A quel punto ho pensato che dovevo scrivere al papa, e l’ho fatto, anche per ricordargli che Valdo di Lione, l’iniziatore del movimento valdese, fu un contemporaneo di Francesco e che con lui condivise l’idea di una chiesa al servizio degli umili e degli esclusi, ispirata e rinnovata dalla Parola di Dio. Se quella è la strada che papa Francesco vuole percorrere, noi non possiamo che condividerla e sostenerla.

Certo, dopo i primi giorni pieni di segnali premonitori di buone intenzioni, bisognerà valutare le scelte concrete che compirà il papa venuto da lontano, dall’Argentina, dove ha conosciuto personalmente la chiesa valdese di laggiù e vari nostri pastori. Li riconoscerete dai frutti, insegnava Gesù.

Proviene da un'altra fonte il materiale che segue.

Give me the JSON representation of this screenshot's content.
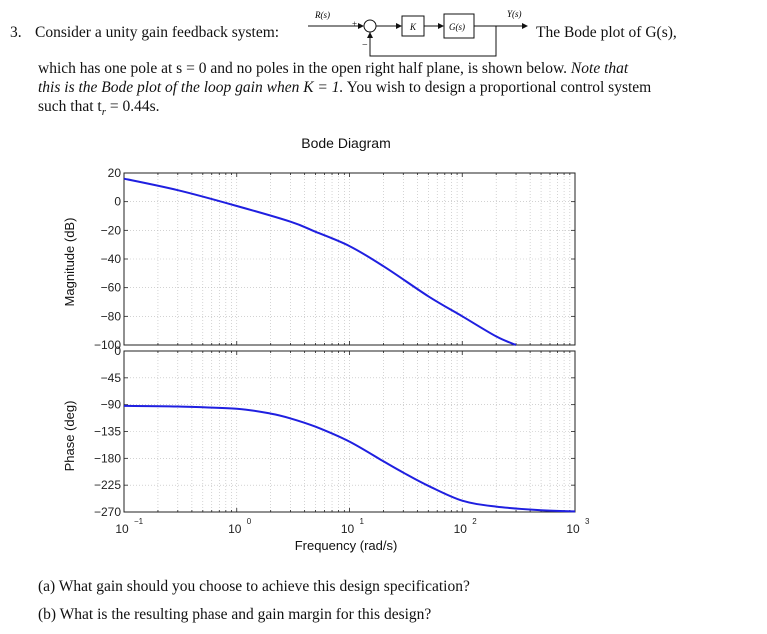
{
  "problem": {
    "number": "3.",
    "intro": "Consider a unity gain feedback system:",
    "intro_tail": "The Bode plot of G(s),",
    "line2": "which has one pole at s = 0 and no poles in the open right half plane, is shown below.",
    "line2_note": "Note that",
    "line3": "this is the Bode plot of the loop gain when K = 1.",
    "line3_tail": "You wish to design a proportional control system",
    "line4": "such that t",
    "line4_sub": "r",
    "line4_tail": " = 0.44s."
  },
  "block_diagram": {
    "input_label": "R(s)",
    "sum_sign": "+",
    "sum_minus": "−",
    "gain_label": "K",
    "plant_label": "G(s)",
    "output_label": "Y(s)"
  },
  "bode": {
    "title": "Bode Diagram",
    "xlabel": "Frequency (rad/s)",
    "mag_ylabel": "Magnitude (dB)",
    "phase_ylabel": "Phase (deg)",
    "mag_ticks": [
      "20",
      "0",
      "−20",
      "−40",
      "−60",
      "−80",
      "−100"
    ],
    "phase_ticks": [
      "0",
      "−45",
      "−90",
      "−135",
      "−180",
      "−225",
      "−270"
    ],
    "x_tick_base": "10",
    "x_tick_exps": [
      "−1",
      "0",
      "1",
      "2",
      "3"
    ],
    "line_color": "#1f1fe0"
  },
  "chart_data": [
    {
      "type": "line",
      "title": "Bode Diagram",
      "xlabel": "Frequency (rad/s)",
      "ylabel": "Magnitude (dB)",
      "xscale": "log",
      "xlim": [
        0.1,
        1000
      ],
      "ylim": [
        -100,
        20
      ],
      "yticks": [
        20,
        0,
        -20,
        -40,
        -60,
        -80,
        -100
      ],
      "grid": true,
      "series": [
        {
          "x": [
            0.1,
            0.3,
            1,
            3,
            5,
            10,
            20,
            50,
            100,
            200,
            300
          ],
          "y": [
            16,
            8,
            -3,
            -14,
            -21,
            -31,
            -45,
            -66,
            -80,
            -94,
            -100
          ]
        }
      ]
    },
    {
      "type": "line",
      "xlabel": "Frequency (rad/s)",
      "ylabel": "Phase (deg)",
      "xscale": "log",
      "xlim": [
        0.1,
        1000
      ],
      "ylim": [
        -270,
        0
      ],
      "yticks": [
        0,
        -45,
        -90,
        -135,
        -180,
        -225,
        -270
      ],
      "grid": true,
      "series": [
        {
          "x": [
            0.1,
            0.3,
            1,
            2,
            3,
            5,
            10,
            20,
            30,
            50,
            100,
            200,
            500,
            1000
          ],
          "y": [
            -92,
            -93,
            -97,
            -105,
            -113,
            -127,
            -152,
            -185,
            -204,
            -226,
            -251,
            -261,
            -267,
            -269
          ]
        }
      ]
    }
  ]
}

Ora noi ci attendiamo frutti di buon governo, di trasparenza, di povertà, anche dell’istituzione romana, di riconoscimento dei valori di tolleranza e pluralismo, di riconoscimento della fragilità di ogni essere umano e di ogni pensiero umano, compreso quello teologico, rinunciando a ogni pretesa di infallibilità o di superiorità.

Ci aspettiamo che papa Francesco, certo non da solo, sappia cambiare anche il papato, riformandolo radicalmente e trasformandolo dal più formidabile ostacolo per l’ecumenismo e per la concezione collegiale della chiesa, quale ora è, in un ministero al servizio della riconciliazione e della pace. Valdo di Lione e Francesco d’Assisi aspiravano a questo, così come vi hanno aspirato tutti i riformatori della chiesa cristiana d’Occidente, Lutero compreso. Insomma, un papa senza il papato? Perché no?